First, I like the thematical element. My depression has always felt like it comes into my life, always at the wrong times. It is a part of me, but as I learned over time, it can go for periods of my life. The idea that depression is this thing in my mind means I can fight it and eventually leave me.
The dark passenger then became a motif in my work. It is said that your life as a human being often comes into your writing, and over the last year, there is some sobering truth to that idea. The dark passenger reminds me of the raven coming to the man in Edgar Allan Poe’s The Raven, and sometimes I imagine that my dark passenger is a white raven. One that can talk, putting evil thoughts into my mind and put me in the worst parts of my personality. It reflects in some of the darker themes in some of my work.
The thing is, this dark passenger is not all bad. It taught me that its okay to not be okay. That this thing called depression is something that we can fight. The dark passenger wants me to fight when depression becomes my only true friend.

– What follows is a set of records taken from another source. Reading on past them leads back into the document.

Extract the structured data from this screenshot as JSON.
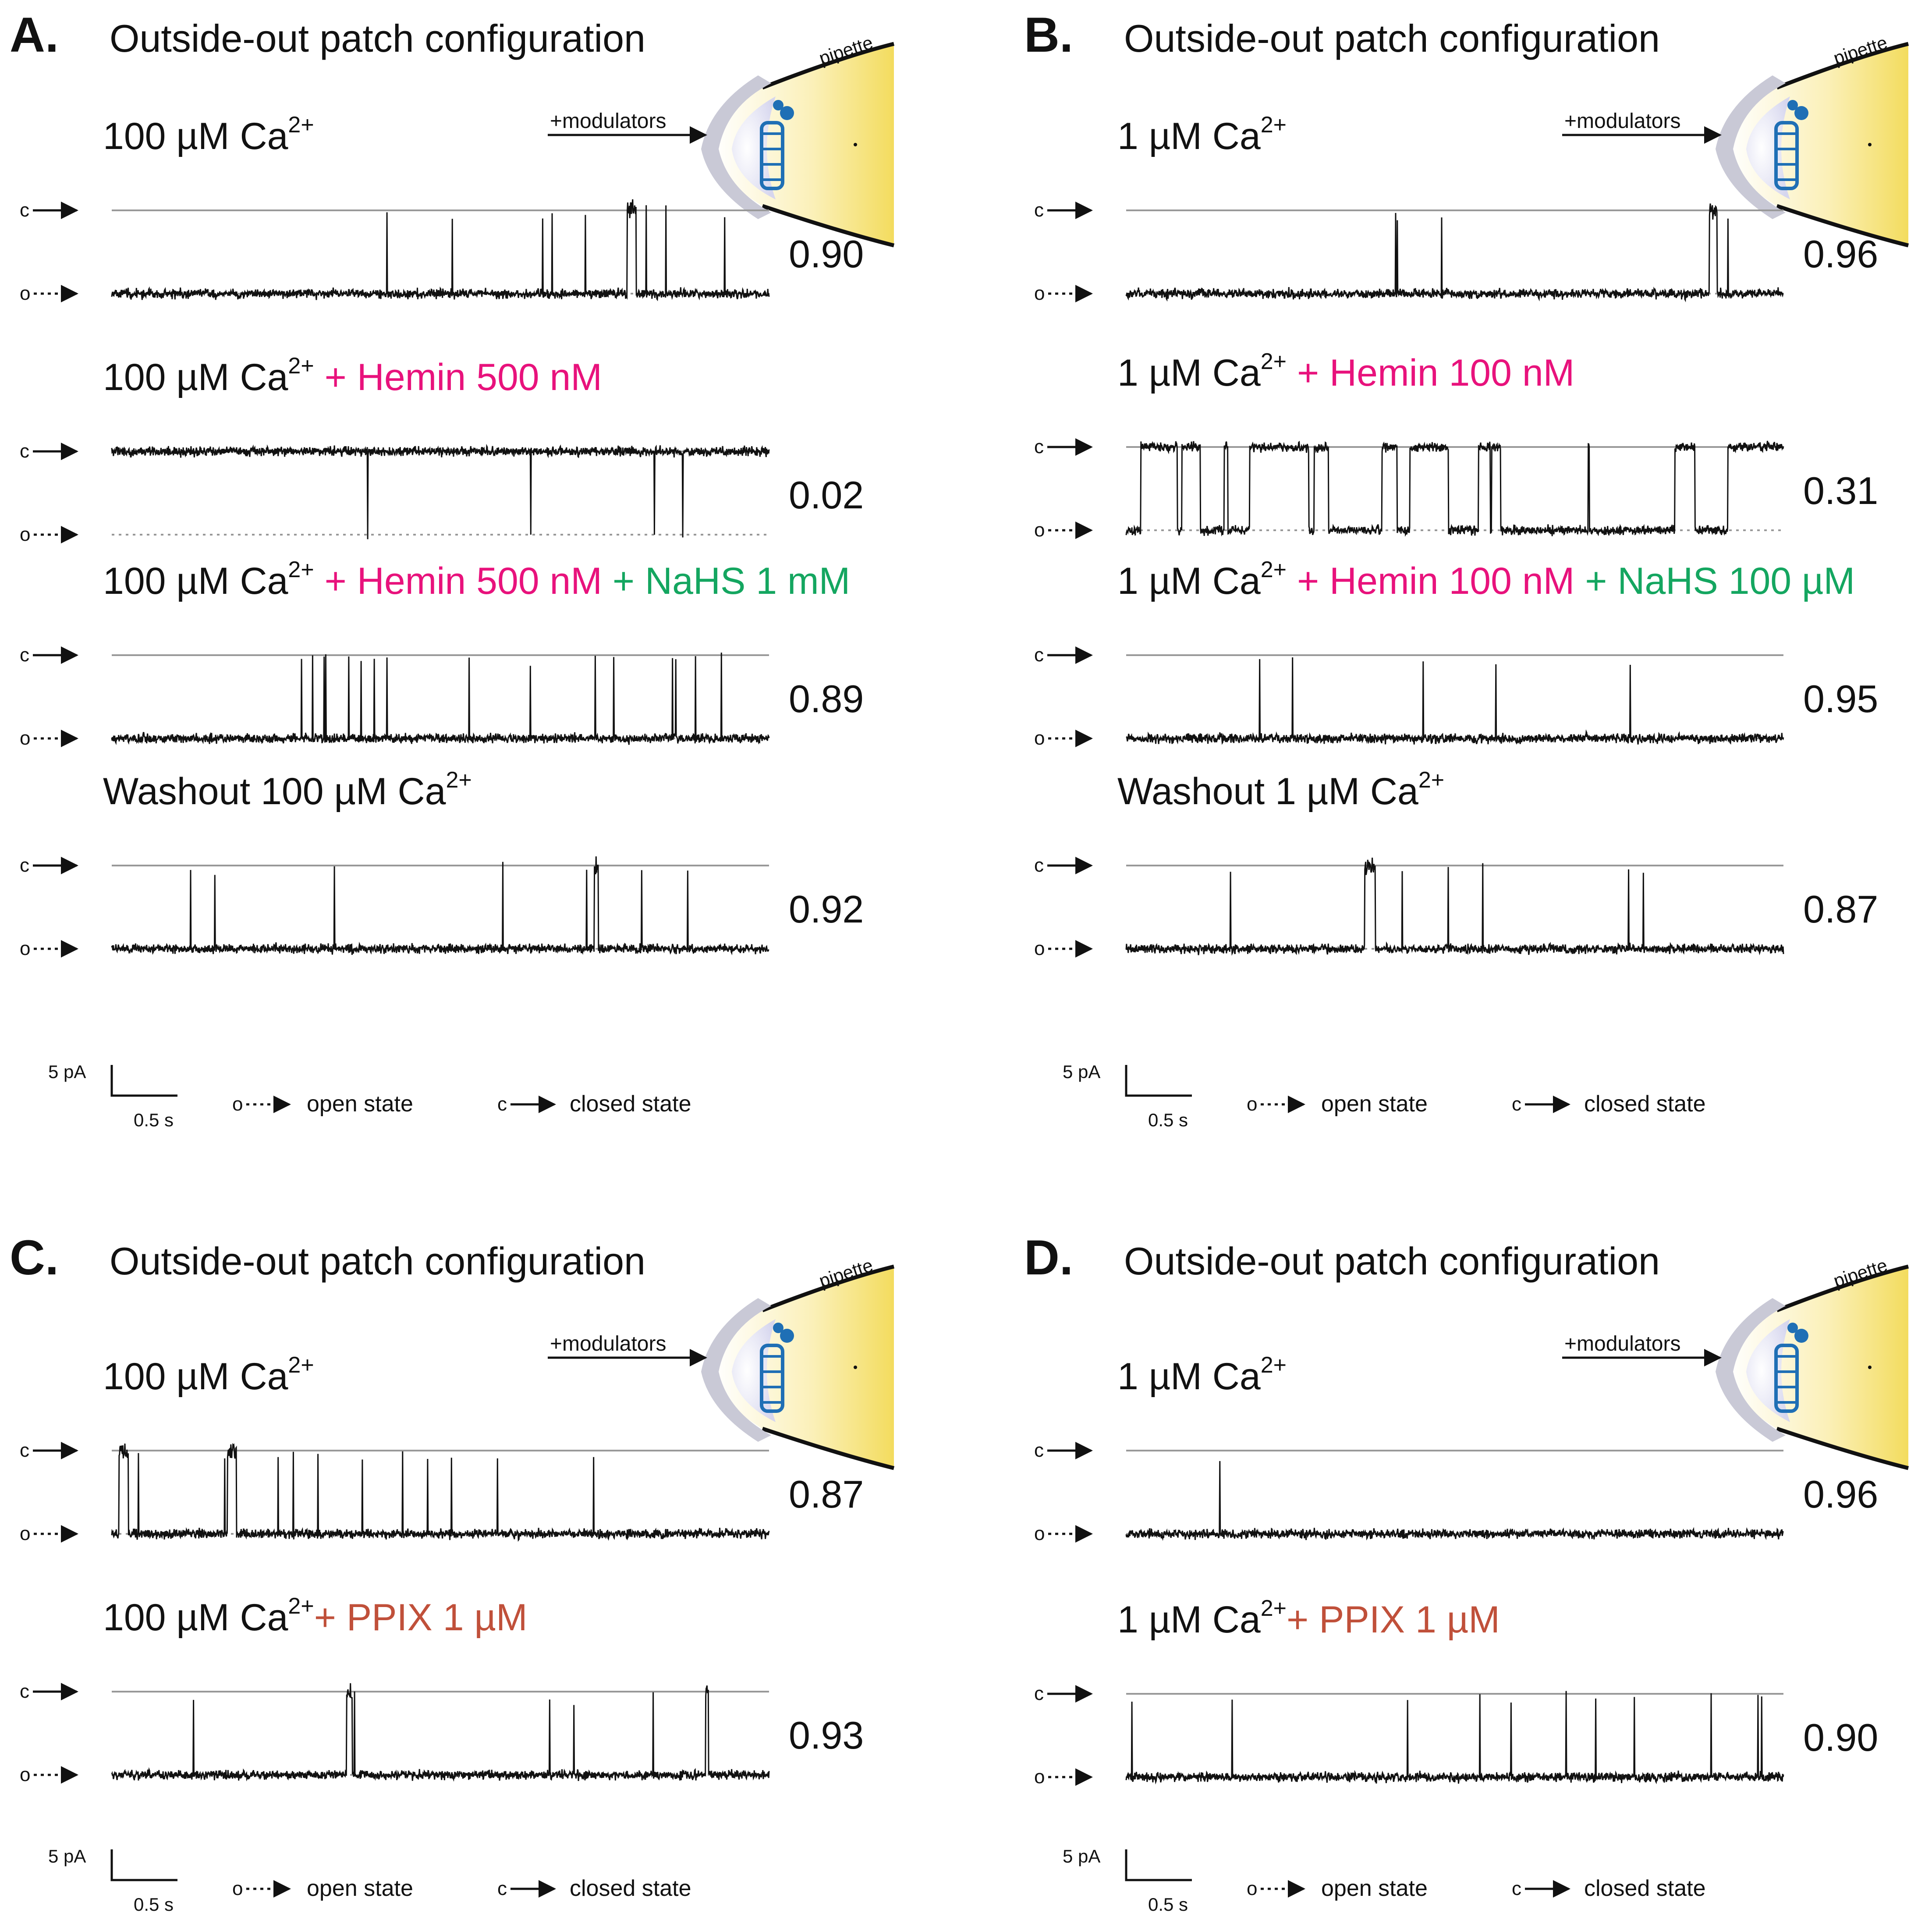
{
  "colors": {
    "hemin": "#e8127c",
    "nahs": "#14a660",
    "ppix": "#c0503a",
    "trace": "#111111",
    "line": "#999999",
    "channel": "#1f6fb5",
    "pipette_fill": "#f3df6a",
    "membrane": "#c9c9d6"
  },
  "common": {
    "config_title": "Outside-out patch configuration",
    "modulators_label": "+modulators",
    "pipette_label": "pipette",
    "closed_marker": "c",
    "open_marker": "o",
    "scale_y": "5 pA",
    "scale_x": "0.5 s",
    "legend_open": "open state",
    "legend_closed": "closed state"
  },
  "panels": [
    {
      "letter": "A.",
      "rows": [
        {
          "label": [
            {
              "t": "100 µM Ca",
              "c": "k"
            },
            {
              "t": "2+",
              "c": "k",
              "sup": true
            }
          ],
          "value": "0.90"
        },
        {
          "label": [
            {
              "t": "100 µM Ca",
              "c": "k"
            },
            {
              "t": "2+",
              "c": "k",
              "sup": true
            },
            {
              "t": " + Hemin 500 nM",
              "c": "hemin"
            }
          ],
          "value": "0.02"
        },
        {
          "label": [
            {
              "t": "100 µM Ca",
              "c": "k"
            },
            {
              "t": "2+",
              "c": "k",
              "sup": true
            },
            {
              "t": " + Hemin 500 nM",
              "c": "hemin"
            },
            {
              "t": " + NaHS 1 mM",
              "c": "nahs"
            }
          ],
          "value": "0.89"
        },
        {
          "label": [
            {
              "t": "Washout 100 µM Ca",
              "c": "k"
            },
            {
              "t": "2+",
              "c": "k",
              "sup": true
            }
          ],
          "value": "0.92"
        }
      ]
    },
    {
      "letter": "B.",
      "rows": [
        {
          "label": [
            {
              "t": "1 µM Ca",
              "c": "k"
            },
            {
              "t": "2+",
              "c": "k",
              "sup": true
            }
          ],
          "value": "0.96"
        },
        {
          "label": [
            {
              "t": "1 µM Ca",
              "c": "k"
            },
            {
              "t": "2+",
              "c": "k",
              "sup": true
            },
            {
              "t": " + Hemin 100 nM",
              "c": "hemin"
            }
          ],
          "value": "0.31"
        },
        {
          "label": [
            {
              "t": "1 µM Ca",
              "c": "k"
            },
            {
              "t": "2+",
              "c": "k",
              "sup": true
            },
            {
              "t": " + Hemin 100 nM",
              "c": "hemin"
            },
            {
              "t": " + NaHS 100 µM",
              "c": "nahs"
            }
          ],
          "value": "0.95"
        },
        {
          "label": [
            {
              "t": "Washout 1 µM Ca",
              "c": "k"
            },
            {
              "t": "2+",
              "c": "k",
              "sup": true
            }
          ],
          "value": "0.87"
        }
      ]
    },
    {
      "letter": "C.",
      "rows": [
        {
          "label": [
            {
              "t": "100 µM Ca",
              "c": "k"
            },
            {
              "t": "2+",
              "c": "k",
              "sup": true
            }
          ],
          "value": "0.87"
        },
        {
          "label": [
            {
              "t": "100 µM Ca",
              "c": "k"
            },
            {
              "t": "2+",
              "c": "k",
              "sup": true
            },
            {
              "t": "+ PPIX 1 µM",
              "c": "ppix"
            }
          ],
          "value": "0.93"
        }
      ]
    },
    {
      "letter": "D.",
      "rows": [
        {
          "label": [
            {
              "t": "1 µM Ca",
              "c": "k"
            },
            {
              "t": "2+",
              "c": "k",
              "sup": true
            }
          ],
          "value": "0.96"
        },
        {
          "label": [
            {
              "t": "1 µM Ca",
              "c": "k"
            },
            {
              "t": "2+",
              "c": "k",
              "sup": true
            },
            {
              "t": "+ PPIX 1 µM",
              "c": "ppix"
            }
          ],
          "value": "0.90"
        }
      ]
    }
  ]
}
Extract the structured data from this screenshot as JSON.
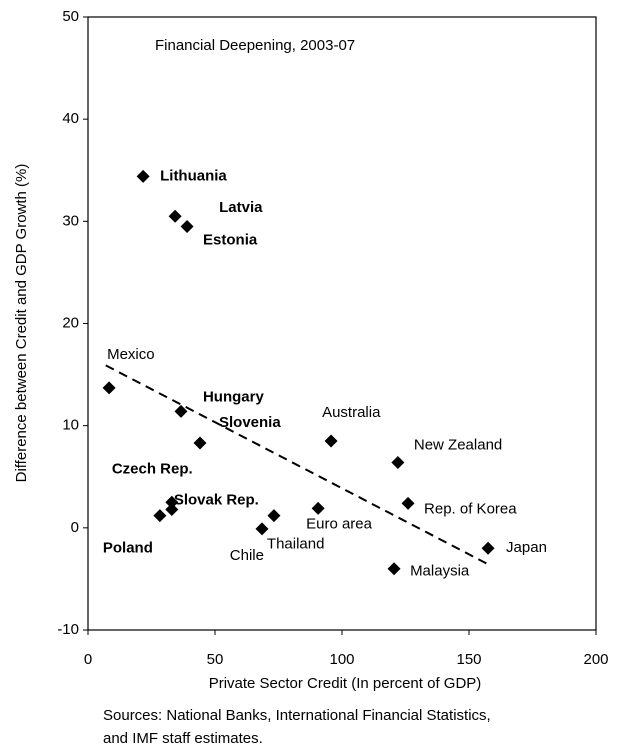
{
  "chart_data": {
    "type": "scatter",
    "title": "Financial Deepening, 2003-07",
    "x_label": "Private Sector Credit (In percent of GDP)",
    "y_label": "Difference between Credit and GDP Growth (%)",
    "source_lines": [
      "Sources: National Banks, International Financial Statistics,",
      "and IMF staff estimates."
    ],
    "color": "#000000",
    "x": [
      21.7,
      34.3,
      39,
      8.3,
      36.6,
      44.1,
      33,
      33,
      28.3,
      68.5,
      73.2,
      90.6,
      95.7,
      122,
      126,
      157.5,
      120.5
    ],
    "values": [
      34.4,
      30.5,
      29.5,
      13.7,
      11.4,
      8.3,
      2.5,
      1.8,
      1.2,
      -0.1,
      1.2,
      1.9,
      8.5,
      6.4,
      2.4,
      -2.0,
      -4.0
    ],
    "point_labels": [
      "Lithuania",
      "Latvia",
      "Estonia",
      "Mexico",
      "Hungary",
      "Slovenia",
      "Czech Rep.",
      "Slovak Rep.",
      "Poland",
      "Chile",
      "Thailand",
      "Euro area",
      "Australia",
      "New Zealand",
      "Rep. of Korea",
      "Japan",
      "Malaysia"
    ],
    "bold_labels": [
      true,
      true,
      true,
      false,
      true,
      true,
      true,
      true,
      true,
      false,
      false,
      false,
      false,
      false,
      false,
      false,
      false
    ],
    "trendline": {
      "x": [
        7,
        157
      ],
      "values": [
        15.9,
        -3.5
      ]
    },
    "xlim": [
      0,
      200
    ],
    "xticks": [
      0,
      50,
      100,
      150,
      200
    ],
    "ylim": [
      -10,
      50
    ],
    "yticks": [
      -10,
      0,
      10,
      20,
      30,
      40,
      50
    ]
  }
}
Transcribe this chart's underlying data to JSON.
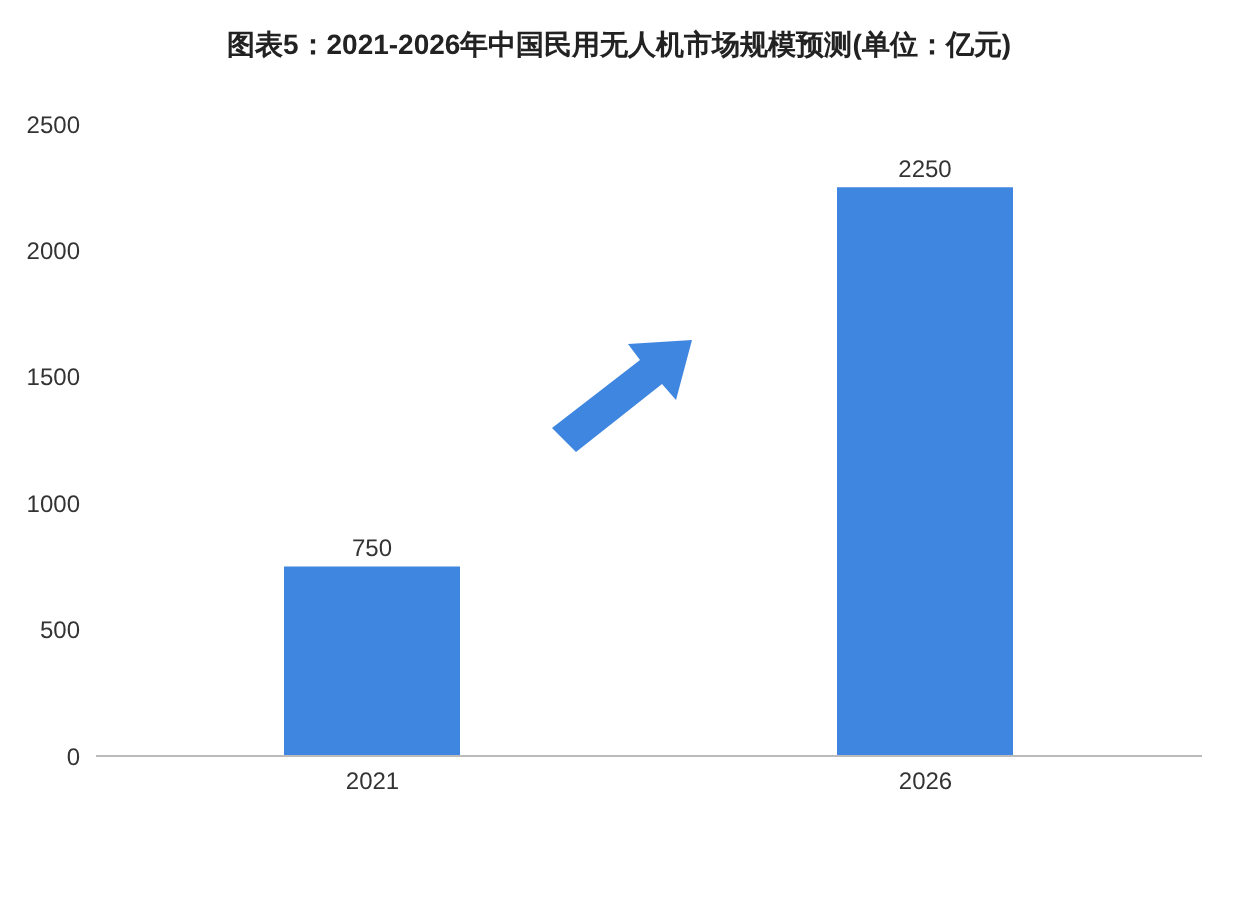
{
  "chart_data": {
    "type": "bar",
    "title": "图表5：2021-2026年中国民用无人机市场规模预测(单位：亿元)",
    "categories": [
      "2021",
      "2026"
    ],
    "values": [
      750,
      2250
    ],
    "color": "#3f86e0",
    "ylim": [
      0,
      2500
    ],
    "yticks": [
      0,
      500,
      1000,
      1500,
      2000,
      2500
    ],
    "grid": false,
    "data_labels": true
  }
}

The white raven is one of the rarest birds out there in the world. I am not comparing it as my depression is unique, but rather the dark passenger helps me identify when my depression is taking over my life. Like a bird, it eventually flies away. I have been on the other side of depression, and so I know it will not always be this way.
Depression is not a forever thing. I once was so depressed for over four years straight with no real end. Then it ended. It took hard work and surviving a suicide to finally meet my depression, my dark passenger, as part of me that lives inside and outside of James. We can separate, but we will always be in one another’s life. That is not so bad only at the moment when you are at your darkest. So know your dark passenger or whatever you call it is not forever. I like to say always keep fighting because it’s true.